# How long can you let rolls rise?



## sweet_p (Dec 1, 2008)

This is for the second rise time before cooking.
I leave to drive the school bus @2:30 & get home around 5:00.
I would love to be able to cook them as soon as I get home.
Thanks so much.


----------



## Nina (May 10, 2002)

Likely, it would depend on how cool the ambient temperature is. Sometimes, if they're formed, they can finish in the fridge with the warmth that is sorta left in them. (I'd cover them, though, with a towel or something to keep them from getting crusted over.) 
(Sorry, this reply is probably too late.)


----------



## upnorthlady (Oct 16, 2009)

I think 2 1/2 hours is too long of a rise for rolls. You should probably put them in the refrigerator while you are gone driving bus, and then let them come to room temp when you get back and rise a little while you are getting the oven temp up to speed and then bake them.

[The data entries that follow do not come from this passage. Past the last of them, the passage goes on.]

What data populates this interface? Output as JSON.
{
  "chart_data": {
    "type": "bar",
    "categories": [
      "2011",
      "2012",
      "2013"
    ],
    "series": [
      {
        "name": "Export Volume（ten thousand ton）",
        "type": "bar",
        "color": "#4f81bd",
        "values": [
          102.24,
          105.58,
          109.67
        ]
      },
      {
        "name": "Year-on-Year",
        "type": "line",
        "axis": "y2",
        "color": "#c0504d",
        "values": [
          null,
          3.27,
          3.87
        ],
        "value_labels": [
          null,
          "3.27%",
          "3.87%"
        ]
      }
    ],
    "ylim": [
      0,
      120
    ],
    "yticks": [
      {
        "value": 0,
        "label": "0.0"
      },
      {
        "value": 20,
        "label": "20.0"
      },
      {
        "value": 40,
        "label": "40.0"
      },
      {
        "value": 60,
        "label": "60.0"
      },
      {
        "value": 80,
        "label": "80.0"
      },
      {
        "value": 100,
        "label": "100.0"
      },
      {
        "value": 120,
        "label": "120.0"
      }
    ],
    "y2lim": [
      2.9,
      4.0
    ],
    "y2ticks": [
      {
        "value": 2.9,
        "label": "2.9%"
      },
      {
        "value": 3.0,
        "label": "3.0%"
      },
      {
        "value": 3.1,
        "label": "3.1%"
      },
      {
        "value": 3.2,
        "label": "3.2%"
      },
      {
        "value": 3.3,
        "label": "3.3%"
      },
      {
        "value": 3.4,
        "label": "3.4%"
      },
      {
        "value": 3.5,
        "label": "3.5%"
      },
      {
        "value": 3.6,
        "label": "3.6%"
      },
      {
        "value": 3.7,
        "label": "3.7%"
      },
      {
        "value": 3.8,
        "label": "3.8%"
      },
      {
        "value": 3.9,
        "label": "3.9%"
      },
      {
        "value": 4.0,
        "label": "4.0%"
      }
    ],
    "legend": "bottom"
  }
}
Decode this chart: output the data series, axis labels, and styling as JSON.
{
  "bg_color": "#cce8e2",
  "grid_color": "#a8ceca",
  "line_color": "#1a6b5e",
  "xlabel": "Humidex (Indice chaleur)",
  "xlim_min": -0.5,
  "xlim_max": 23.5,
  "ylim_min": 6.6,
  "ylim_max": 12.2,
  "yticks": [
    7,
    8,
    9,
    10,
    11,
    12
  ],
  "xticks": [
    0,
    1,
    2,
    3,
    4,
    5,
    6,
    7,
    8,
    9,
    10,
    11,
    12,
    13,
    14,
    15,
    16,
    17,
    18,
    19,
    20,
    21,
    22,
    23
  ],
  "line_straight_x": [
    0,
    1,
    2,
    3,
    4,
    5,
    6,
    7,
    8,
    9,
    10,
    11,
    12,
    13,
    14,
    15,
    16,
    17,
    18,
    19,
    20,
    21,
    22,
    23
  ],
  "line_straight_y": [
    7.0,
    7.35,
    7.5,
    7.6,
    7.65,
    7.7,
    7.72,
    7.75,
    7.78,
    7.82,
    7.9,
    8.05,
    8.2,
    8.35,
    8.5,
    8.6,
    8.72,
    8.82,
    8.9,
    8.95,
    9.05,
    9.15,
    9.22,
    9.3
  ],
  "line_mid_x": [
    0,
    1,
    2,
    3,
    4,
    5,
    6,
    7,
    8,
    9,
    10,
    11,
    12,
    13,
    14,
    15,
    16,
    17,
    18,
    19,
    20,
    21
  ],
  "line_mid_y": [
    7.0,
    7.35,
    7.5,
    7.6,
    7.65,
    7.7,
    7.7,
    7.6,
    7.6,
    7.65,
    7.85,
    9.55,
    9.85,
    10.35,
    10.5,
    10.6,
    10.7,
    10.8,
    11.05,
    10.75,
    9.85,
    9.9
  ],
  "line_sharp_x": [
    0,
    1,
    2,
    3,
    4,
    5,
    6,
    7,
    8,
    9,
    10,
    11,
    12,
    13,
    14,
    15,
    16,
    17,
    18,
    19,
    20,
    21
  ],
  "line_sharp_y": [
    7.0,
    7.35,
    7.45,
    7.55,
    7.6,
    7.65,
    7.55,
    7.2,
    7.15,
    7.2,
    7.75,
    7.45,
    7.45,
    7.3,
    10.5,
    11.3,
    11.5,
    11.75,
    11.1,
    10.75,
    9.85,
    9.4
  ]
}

And yes, be sure to keep them covered.


----------



## sweet_p (Dec 1, 2008)

Thanks ladies!!
I went ahead and formed them and placed on a plate.
Then covered them and placed them in the microwave.
LOL When I got home they (4) covered the whole plate.
I put them on my cooking sheet they went down a little.
But when I cooked them they were perfect.
By the way these were the kind you make and keep in the fridge and
pull off and bake as needed.


----------